Dessa forma, sabemos, por exemplo, que o coronel Camisão é corajoso e busca ser ético, apesar da guerra, em que ele desempenhava patente superior, como vemos nos trechos das páginas 46, 55, 131 e 132:
Camisão portou-se bravamente, sempre à frente das tropas, correndo de um lado para outro, berrando ordens, manejando fuzil, arma branca, pedaço de pau, o que lhe viesse às mãos. […]
7 SOARES, A. O texto, a teoria. Gêneros literários. 7. ed. São Paulo: Ática, 2007, p. 54.
Os soldados não têm medo do seu comandante. Ele é bondoso, compreensivo, sabe dirigi-los, e também confortá-los. Não tolera, porém, o desrespeito para com o inimigo morto ou ferido. É sua ética. […] Havia mulheres acompanhando os soldados, mas Camisão entendia que devia dar-se ao respeito e não aceitar nenhuma em sua tenda. Tinha, ademais, uma concepção peculiar acerca da sexualidade. Homem maduro, concebia o sexo como necessidade vital, mas evitava as esculhambações da juventude.
As características físicas de Mercedes são apresentadas na página 124:
Era moça de cabelos lisos e escuros, olhos castanhos – verificados quando ele, cheio de cautela, aproximou-se mais. Estava com as pernas cobertas por alguma coisa de brim que ele não sabia precisar: saia, chiripá, bombacha, um pano apenas? Vestia blusa cor-de-rosa que parecia refletir na luminosidade própria do seu rosto, afogueado e molhadinho de suor, que também fazia com que a blusa grudasse na pele, revelando assim as formas arredondadas.
E sua história é contada mais à frente, como no trecho da página 182:
Mocinha ainda, foi recrutada para o primeiro batalhão feminino que Solano López mandara organizar. No começo pulou de alegria. A guerra a libertaria a mãe, do pai, do avô, da avó, dos irmãos, daqueles cuidados amorosos que tanto a cerceavam. Encarnación era uma vila sem novidades. A guerra a levaria por muitos lugares. Nenhum terror, apenas viagens. Os treinamentos em Humaitá, entretanto, já lhe anteciparam as durezas que a esperavam. Mercedes era cheia de saúde, sagacidade e disposição.

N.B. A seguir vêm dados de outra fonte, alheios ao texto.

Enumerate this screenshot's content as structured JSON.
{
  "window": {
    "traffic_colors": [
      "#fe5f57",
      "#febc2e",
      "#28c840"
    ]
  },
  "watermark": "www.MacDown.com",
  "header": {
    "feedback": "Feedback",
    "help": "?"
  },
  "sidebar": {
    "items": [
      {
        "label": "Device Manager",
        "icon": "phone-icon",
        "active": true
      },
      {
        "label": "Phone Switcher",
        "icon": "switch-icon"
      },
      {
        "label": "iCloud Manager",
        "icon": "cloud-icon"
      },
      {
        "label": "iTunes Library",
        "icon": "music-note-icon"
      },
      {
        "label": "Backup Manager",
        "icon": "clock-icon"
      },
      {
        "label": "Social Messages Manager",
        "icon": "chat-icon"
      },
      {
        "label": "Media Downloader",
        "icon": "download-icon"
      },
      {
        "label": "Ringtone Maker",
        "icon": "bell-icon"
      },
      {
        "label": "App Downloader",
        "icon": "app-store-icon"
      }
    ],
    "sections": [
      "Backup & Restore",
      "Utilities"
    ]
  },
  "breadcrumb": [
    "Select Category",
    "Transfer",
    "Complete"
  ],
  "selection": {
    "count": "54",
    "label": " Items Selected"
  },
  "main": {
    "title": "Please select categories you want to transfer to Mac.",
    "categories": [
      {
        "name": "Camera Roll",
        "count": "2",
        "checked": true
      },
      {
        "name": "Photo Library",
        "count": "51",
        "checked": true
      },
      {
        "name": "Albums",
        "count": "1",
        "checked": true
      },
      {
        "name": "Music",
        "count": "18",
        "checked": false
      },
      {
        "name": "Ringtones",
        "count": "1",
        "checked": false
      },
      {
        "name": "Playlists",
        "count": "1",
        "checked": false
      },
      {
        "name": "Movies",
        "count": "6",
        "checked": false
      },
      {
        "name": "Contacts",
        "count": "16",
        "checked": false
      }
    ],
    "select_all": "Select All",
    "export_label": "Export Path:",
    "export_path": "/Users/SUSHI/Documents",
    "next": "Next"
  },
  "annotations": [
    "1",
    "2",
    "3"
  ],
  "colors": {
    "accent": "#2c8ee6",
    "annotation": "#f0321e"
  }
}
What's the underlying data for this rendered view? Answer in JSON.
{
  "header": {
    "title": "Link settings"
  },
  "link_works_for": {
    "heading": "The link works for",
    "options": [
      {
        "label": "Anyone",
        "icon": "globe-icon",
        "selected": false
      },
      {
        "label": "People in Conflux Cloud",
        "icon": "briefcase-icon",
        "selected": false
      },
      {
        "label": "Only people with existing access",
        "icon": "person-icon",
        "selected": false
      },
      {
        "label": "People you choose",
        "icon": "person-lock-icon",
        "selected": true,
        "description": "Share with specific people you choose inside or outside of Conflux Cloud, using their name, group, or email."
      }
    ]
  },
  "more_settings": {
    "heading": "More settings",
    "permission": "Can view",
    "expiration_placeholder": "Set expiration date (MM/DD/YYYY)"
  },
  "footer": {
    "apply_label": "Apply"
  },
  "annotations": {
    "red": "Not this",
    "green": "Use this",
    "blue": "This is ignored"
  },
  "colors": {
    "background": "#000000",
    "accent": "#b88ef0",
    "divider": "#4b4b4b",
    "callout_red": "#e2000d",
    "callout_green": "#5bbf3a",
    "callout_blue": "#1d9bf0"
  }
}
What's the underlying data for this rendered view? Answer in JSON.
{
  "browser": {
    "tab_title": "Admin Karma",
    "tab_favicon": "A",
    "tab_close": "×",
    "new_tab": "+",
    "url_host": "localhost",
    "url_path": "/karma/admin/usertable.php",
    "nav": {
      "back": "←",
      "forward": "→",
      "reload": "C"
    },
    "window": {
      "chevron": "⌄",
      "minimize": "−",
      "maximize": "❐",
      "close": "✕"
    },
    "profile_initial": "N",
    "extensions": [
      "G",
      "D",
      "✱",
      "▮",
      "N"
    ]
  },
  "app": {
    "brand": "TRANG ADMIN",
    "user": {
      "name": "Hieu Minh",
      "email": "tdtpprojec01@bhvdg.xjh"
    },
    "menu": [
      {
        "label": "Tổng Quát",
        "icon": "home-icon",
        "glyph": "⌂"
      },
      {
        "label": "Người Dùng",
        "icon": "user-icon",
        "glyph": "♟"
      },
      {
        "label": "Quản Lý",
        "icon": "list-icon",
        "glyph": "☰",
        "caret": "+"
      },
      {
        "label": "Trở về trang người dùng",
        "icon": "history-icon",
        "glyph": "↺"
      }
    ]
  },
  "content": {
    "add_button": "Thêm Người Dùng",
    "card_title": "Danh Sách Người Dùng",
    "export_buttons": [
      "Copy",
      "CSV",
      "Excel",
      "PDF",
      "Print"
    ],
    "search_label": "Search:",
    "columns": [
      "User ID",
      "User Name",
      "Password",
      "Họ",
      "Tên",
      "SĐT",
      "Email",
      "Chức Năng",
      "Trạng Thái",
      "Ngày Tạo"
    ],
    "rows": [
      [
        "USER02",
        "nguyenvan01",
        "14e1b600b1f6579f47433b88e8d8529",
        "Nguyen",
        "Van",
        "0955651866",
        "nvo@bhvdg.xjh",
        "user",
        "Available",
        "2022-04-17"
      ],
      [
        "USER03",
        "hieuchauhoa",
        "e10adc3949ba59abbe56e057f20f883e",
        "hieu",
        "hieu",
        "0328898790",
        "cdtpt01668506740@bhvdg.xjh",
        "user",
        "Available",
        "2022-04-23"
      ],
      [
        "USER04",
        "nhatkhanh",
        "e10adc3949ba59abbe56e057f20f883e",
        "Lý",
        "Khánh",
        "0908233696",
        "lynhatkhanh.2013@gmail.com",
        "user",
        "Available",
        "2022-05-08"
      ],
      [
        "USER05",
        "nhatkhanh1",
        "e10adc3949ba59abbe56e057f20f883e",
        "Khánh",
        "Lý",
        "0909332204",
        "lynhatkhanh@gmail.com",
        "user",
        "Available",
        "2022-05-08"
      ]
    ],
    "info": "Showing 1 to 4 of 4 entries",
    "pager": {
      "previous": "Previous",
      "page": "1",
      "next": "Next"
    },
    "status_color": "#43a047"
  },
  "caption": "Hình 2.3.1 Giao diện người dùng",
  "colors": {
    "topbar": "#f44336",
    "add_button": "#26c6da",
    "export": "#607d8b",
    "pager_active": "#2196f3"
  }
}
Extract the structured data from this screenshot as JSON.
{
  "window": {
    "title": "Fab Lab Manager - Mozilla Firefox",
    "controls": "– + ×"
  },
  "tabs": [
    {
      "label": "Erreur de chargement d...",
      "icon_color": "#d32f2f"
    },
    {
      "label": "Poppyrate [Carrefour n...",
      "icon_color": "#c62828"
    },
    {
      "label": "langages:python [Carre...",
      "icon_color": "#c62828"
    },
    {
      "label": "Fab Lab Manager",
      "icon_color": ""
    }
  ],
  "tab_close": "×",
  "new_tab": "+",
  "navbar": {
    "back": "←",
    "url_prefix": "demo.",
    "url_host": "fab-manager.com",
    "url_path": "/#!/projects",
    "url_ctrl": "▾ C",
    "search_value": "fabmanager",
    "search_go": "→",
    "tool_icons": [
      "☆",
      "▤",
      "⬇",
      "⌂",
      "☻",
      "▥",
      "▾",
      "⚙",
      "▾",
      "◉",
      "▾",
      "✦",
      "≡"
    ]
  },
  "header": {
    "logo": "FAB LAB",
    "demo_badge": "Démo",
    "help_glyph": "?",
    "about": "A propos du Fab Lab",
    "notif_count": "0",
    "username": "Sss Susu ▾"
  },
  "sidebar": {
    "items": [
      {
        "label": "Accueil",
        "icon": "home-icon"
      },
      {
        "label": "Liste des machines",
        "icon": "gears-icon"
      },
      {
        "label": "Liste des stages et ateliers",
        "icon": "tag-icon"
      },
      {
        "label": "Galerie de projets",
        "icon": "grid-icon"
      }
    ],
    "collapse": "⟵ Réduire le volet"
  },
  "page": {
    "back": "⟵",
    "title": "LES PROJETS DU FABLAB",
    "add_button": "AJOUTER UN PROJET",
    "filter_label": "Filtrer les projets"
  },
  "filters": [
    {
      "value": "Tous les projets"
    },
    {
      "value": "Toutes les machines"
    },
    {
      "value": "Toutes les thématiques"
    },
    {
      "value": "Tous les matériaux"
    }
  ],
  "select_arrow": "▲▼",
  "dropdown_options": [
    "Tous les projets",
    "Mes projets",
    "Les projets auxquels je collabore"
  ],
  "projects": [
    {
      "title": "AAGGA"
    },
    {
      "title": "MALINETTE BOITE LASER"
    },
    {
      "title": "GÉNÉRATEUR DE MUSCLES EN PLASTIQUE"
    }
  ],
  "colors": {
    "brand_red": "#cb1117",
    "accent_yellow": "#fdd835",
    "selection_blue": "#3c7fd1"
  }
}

Sempre entusiasmada, contagiava a todas.
O texto é narrado por um narrador personagem, que usa um tom retrospectivo e reaproveita as vozes de suas personagens.
Portanto, ao recontar, a seu modo, um curioso episódio da guerra do Paraguai, Avante, Soldados: para trás apresenta a brutalidade da guerra e dos homens, em uma história tocante, multifacetada e perspicaz.
A trama incentiva o leitor a se colocar no lugar do outro, a conhecer seu ponto de vista e suas motivações. Ao trazer ao leitor novos contextos, mundos e realidades por intermédio da leitura, a obra literária proporciona a compreensão das narrativas produzidas ao longo da História a fim de entender e ressignificar o presente, além de estimular a projeção do futuro. Ela incentiva ainda a imaginação, a criatividade,
auxilia na ampliação de vocabulário e na construção de conhecimentos de múltiplas áreas do saber.
Há que se notar também a presença de questões atemporais nas entrelinhas da obra, como guerra, desigualdades, medo da morte, aspecto que fornece elementos para uma reflexão mais do que necessária sobre a atualidade. Afinal, como defendeu o antropólogo e filósofo Edgar Morin, a literatura nos oferece antenas para entrar no mundo.
Nesta edição publicada especialmente para o público jovem, Avante, soldados: para trás convida o leitor a embarcar em uma narrativa ao mesmo tempo brutal e poética acerca de um dos mais emblemáticos combates da história moderna da América do Sul – a Guerra do Paraguai. Nesta história inteiramente contada sob a perspectiva dos combatentes, o leitor poderá perceber as nuances experimentadas pelos personagens, que contam sem meias palavras sobre o medo de não retornar para casa, a precariedade de higiene, as incertezas sobre os rumos da guerra, as doenças que assolavam os acampamentos, as diversas instâncias da violência inevitável e o florescimento de amores improváveis mesmo sob condições adversas.
Escrito mediante um estilo original e fluido, permeado pela ironia e pelo humor sagaz do autor Deonísio da Silva, este livro foi vencedor do Prêmio Casa de las Américas.